Una ricerca quasi archeologica che ti ha portato alla pubblicazione di Daniele Cortis, il film di Mario Soldati dalla sceneggiatura allo schermo (New Press Edizioni, 2018), terzo capitolo della trilogia dei saggi dedicati ai film di Soldati, ispirati alle opere di Fogazzaro. Daniele Cortis, scritto nel 1885, è il secondo romanzo di Antonio Fogazzaro, iniziato subito dopo il successo di Malombra (1881) e continuato in un momento emotivamente tormentato per l’autore, come documenta il saggio di Tiziana Piras dedicato alla elaborazione del romanzo e al rapporto con il film. Fogazzaro trasferì nel nuovo romanzo il suo travaglio sentimentale, raccontando la storia di un “amore sublime” ma impossibile, ambientata sullo sfondo della piccola provincia vicentina e su quello romano della politica dell’Italia postrisorgimentale. Che fine ha fatto questa pellicola?

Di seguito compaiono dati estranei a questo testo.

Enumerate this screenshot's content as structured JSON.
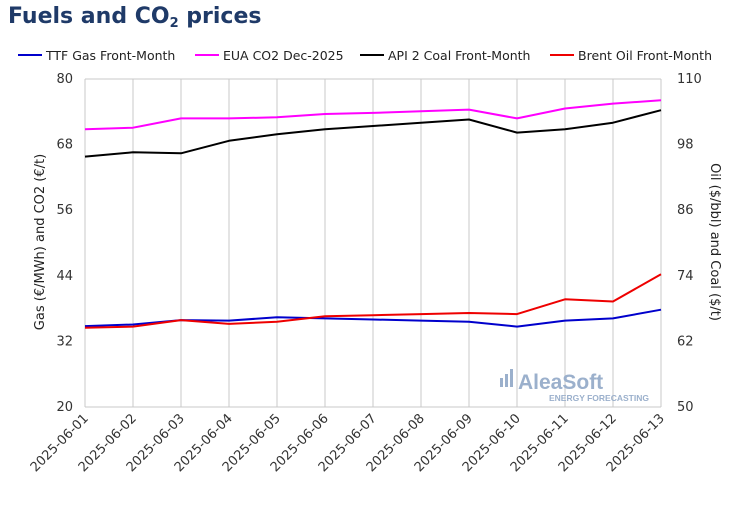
{
  "title_main": "Fuels and CO",
  "title_sub": "2",
  "title_tail": " prices",
  "watermark": {
    "brand": "AleaSoft",
    "tagline": "ENERGY FORECASTING"
  },
  "chart_data": {
    "type": "line",
    "x": [
      "2025-06-01",
      "2025-06-02",
      "2025-06-03",
      "2025-06-04",
      "2025-06-05",
      "2025-06-06",
      "2025-06-07",
      "2025-06-08",
      "2025-06-09",
      "2025-06-10",
      "2025-06-11",
      "2025-06-12",
      "2025-06-13"
    ],
    "ylabel": "Gas (€/MWh) and CO2 (€/t)",
    "y2label": "Oil ($/bbl) and Coal ($/t)",
    "ylim": [
      20,
      80
    ],
    "y2lim": [
      50,
      110
    ],
    "yticks": [
      20,
      32,
      44,
      56,
      68,
      80
    ],
    "y2ticks": [
      50,
      62,
      74,
      86,
      98,
      110
    ],
    "grid": "vertical",
    "legend_position": "top",
    "series": [
      {
        "name": "TTF Gas Front-Month",
        "axis": "left",
        "color": "#0000cc",
        "values": [
          34.8,
          35.1,
          35.9,
          35.8,
          36.4,
          36.2,
          36.0,
          35.8,
          35.6,
          34.7,
          35.8,
          36.2,
          37.8
        ]
      },
      {
        "name": "EUA CO2 Dec-2025",
        "axis": "left",
        "color": "#ff00ff",
        "values": [
          70.8,
          71.1,
          72.8,
          72.8,
          73.0,
          73.6,
          73.8,
          74.1,
          74.4,
          72.8,
          74.6,
          75.5,
          76.1
        ]
      },
      {
        "name": "API 2 Coal Front-Month",
        "axis": "right",
        "color": "#000000",
        "values": [
          95.8,
          96.6,
          96.4,
          98.7,
          99.9,
          100.8,
          101.4,
          102.0,
          102.6,
          100.2,
          100.8,
          102.0,
          104.3
        ]
      },
      {
        "name": "Brent Oil Front-Month",
        "axis": "right",
        "color": "#ee0000",
        "values": [
          64.5,
          64.7,
          65.9,
          65.2,
          65.6,
          66.6,
          66.8,
          67.0,
          67.2,
          67.0,
          69.7,
          69.3,
          74.3
        ]
      }
    ]
  }
}
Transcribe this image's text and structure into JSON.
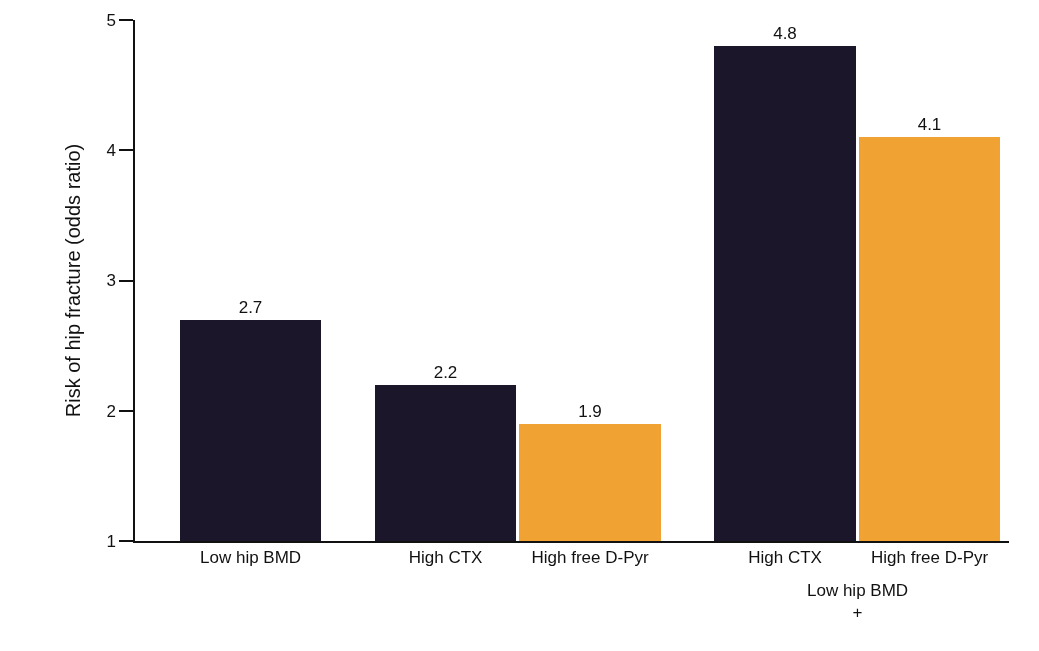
{
  "chart_data": {
    "type": "bar",
    "categories": [
      "Low hip BMD",
      "High CTX",
      "High free D-Pyr",
      "High CTX",
      "High free D-Pyr"
    ],
    "values": [
      2.7,
      2.2,
      1.9,
      4.8,
      4.1
    ],
    "colors": [
      "#1b1629",
      "#1b1629",
      "#f0a232",
      "#1b1629",
      "#f0a232"
    ],
    "ylabel": "Risk of hip fracture (odds ratio)",
    "ylim": [
      1,
      5
    ],
    "yticks": [
      1,
      2,
      3,
      4,
      5
    ],
    "annotations": [
      "Low hip BMD\n+"
    ],
    "data_labels": true
  }
}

Questo film praticamente non esiste più. È un film perduto, non c’è più, né in Vaticano – era stato prodotto da Universalia film, una casa di produzione del Centro Cinematografico Cattolico – né nelle cineteche italiane. Abbiamo trovato per caso la sceneggiatura a Villa Fogazzaro, e non era neanche la sceneggiatura definitiva. Si tratta di un film “fantasma”, noi abbiamo potuto studiarlo grazie a una copia presente presso la videoteca di Firenze, dove abbiamo trovato uno scadente VHS registrato da un passaggio televisivo di una sconosciuta emittente privata. In seguito, dopo altre disperate ricerche, abbiamo trovato a Padova una copia 16 mm del film di proprietà di una cineteca privata (con pellicola spezzata e rimontata a caso), una copia utilizzata all’epoca nei circuiti minori. Con queste due copie di scarsissima qualità abbiamo potuto rimontare il film; ma ovviamente non si tratta di un vero restauro, perché per questo sarebbe necessario ritrovare il negativo.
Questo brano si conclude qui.